I’m not sure why MS hasn’t understood this all along. Involve the hobbyist with your product and you are going to build a bigger following.

Web browser flaw prompts warning

The BBC (and probably others) is reporting an IE Browser flaw that could open a back door on your computer. One good piece of advice that they are giving is:

In its round-up of the threat the Internet Storm Center bluntly stated that users should if possible "use a browser other then MS Internet Explorer until the current vulnerabilities in MSIE are patched."
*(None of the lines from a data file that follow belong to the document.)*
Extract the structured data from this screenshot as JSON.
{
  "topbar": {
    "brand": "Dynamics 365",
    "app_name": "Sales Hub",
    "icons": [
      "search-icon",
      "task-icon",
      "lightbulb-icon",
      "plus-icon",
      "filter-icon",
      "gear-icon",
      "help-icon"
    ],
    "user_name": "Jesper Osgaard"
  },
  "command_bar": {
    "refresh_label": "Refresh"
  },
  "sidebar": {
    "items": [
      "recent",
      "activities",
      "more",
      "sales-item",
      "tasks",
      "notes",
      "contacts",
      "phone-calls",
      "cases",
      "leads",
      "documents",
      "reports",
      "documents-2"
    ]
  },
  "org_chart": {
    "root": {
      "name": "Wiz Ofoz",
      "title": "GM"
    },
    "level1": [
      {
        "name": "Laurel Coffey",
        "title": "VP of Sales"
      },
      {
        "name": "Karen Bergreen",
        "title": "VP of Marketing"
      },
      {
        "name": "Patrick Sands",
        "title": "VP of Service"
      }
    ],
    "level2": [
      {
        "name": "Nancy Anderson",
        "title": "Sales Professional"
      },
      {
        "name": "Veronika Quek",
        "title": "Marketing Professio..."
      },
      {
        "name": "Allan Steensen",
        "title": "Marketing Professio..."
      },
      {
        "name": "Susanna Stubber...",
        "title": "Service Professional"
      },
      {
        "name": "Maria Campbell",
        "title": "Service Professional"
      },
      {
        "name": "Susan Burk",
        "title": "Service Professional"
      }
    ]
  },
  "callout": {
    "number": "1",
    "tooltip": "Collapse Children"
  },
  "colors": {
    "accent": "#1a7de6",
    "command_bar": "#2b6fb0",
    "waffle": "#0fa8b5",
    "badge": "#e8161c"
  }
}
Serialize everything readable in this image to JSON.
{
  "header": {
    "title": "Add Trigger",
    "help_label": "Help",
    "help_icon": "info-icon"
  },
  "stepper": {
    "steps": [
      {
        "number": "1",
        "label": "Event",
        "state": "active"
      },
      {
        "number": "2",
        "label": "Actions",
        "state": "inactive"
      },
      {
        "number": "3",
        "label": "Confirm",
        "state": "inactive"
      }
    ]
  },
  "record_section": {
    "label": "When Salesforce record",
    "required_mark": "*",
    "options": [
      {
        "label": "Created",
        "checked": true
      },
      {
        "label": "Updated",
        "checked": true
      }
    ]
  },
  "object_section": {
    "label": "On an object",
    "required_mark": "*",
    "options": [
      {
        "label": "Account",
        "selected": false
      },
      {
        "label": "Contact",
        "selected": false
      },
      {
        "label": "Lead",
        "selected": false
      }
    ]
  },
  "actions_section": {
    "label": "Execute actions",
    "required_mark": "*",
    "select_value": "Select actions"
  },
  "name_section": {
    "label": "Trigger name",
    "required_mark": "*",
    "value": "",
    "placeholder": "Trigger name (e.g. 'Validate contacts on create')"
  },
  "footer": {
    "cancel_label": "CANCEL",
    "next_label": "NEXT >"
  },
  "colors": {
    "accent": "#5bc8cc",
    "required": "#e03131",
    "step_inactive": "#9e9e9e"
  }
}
I’ve been using Firefox lately and I’m quite pleased with it. This may be what I needed to push me back into the Mozilla pack for a while.

Playing Around

In addition to playing with Blogger again with my "Motorhead" blog I’m also experimenting with WordPress and another hosting service.

It isn’t that I’m unhappy with my current hosting service or that I’m dissatisfied with Blosxom, far from it, they are both giving me service far, far above what I’m paying for. I just wanted to see what all the fuss was about over WordPress and I wanted to check out what one got for one’s money with a cheap hosting service.

So far I’m tickled with both. Last night I imported all my posts from Larry’s Log into Larry D. I was exteremly surprised at how easy this was. I’ve got all the content from Larry’s Log, except for the comments, residing in Larry D. I think with some effort I could move over the comments also but I don’t know that it’s worth it. Yeah, the permalinks between the two aren’t the same but I don’t think that’s necessarily a bad thing.

I’ve still got the default page design on Larry D. as came with WordPress but I’ll work that out this week as I have time. I can’t decide whether to go with a complete new look or just modify what I’m using on Larry’s Log.

Every Now and Then.

p>Every now and then Dave Winer drops a true pearl of wisdom. A lot has been said recently about TypeKey and most of what I’ve been hearing hasn’t been too good. Since I don’t use Movable Type my interest in the debate is only academic. Six Apart is Ben and Mena’s company and they have had to make a product decision. I see no problem with the route they have chosen to take. There may have been other ways to implement something like TypeKey that wasn’t centralized but Six Apart made a decision to go with a centralized system and there are some good reasons for doing this also.

The reason that I don’t use Movable Type is that I like to play with the software and most of the playing I was capable of doing had already been done in Movable Type when I decided to move from Blogger to a differnt tool. Blosxom fit that bill for me and I’ve been happy with my decision. The folks that seem to be complaining the most about TypeKey are the ones that like to play with the software. Perhaps Movable Type has evolved beyond the point of needing to play with it and it’s time for them to either stop playing or find a platform to allow them to continue to play.

Anyway, good call, Dave. You are right on in your analysis here.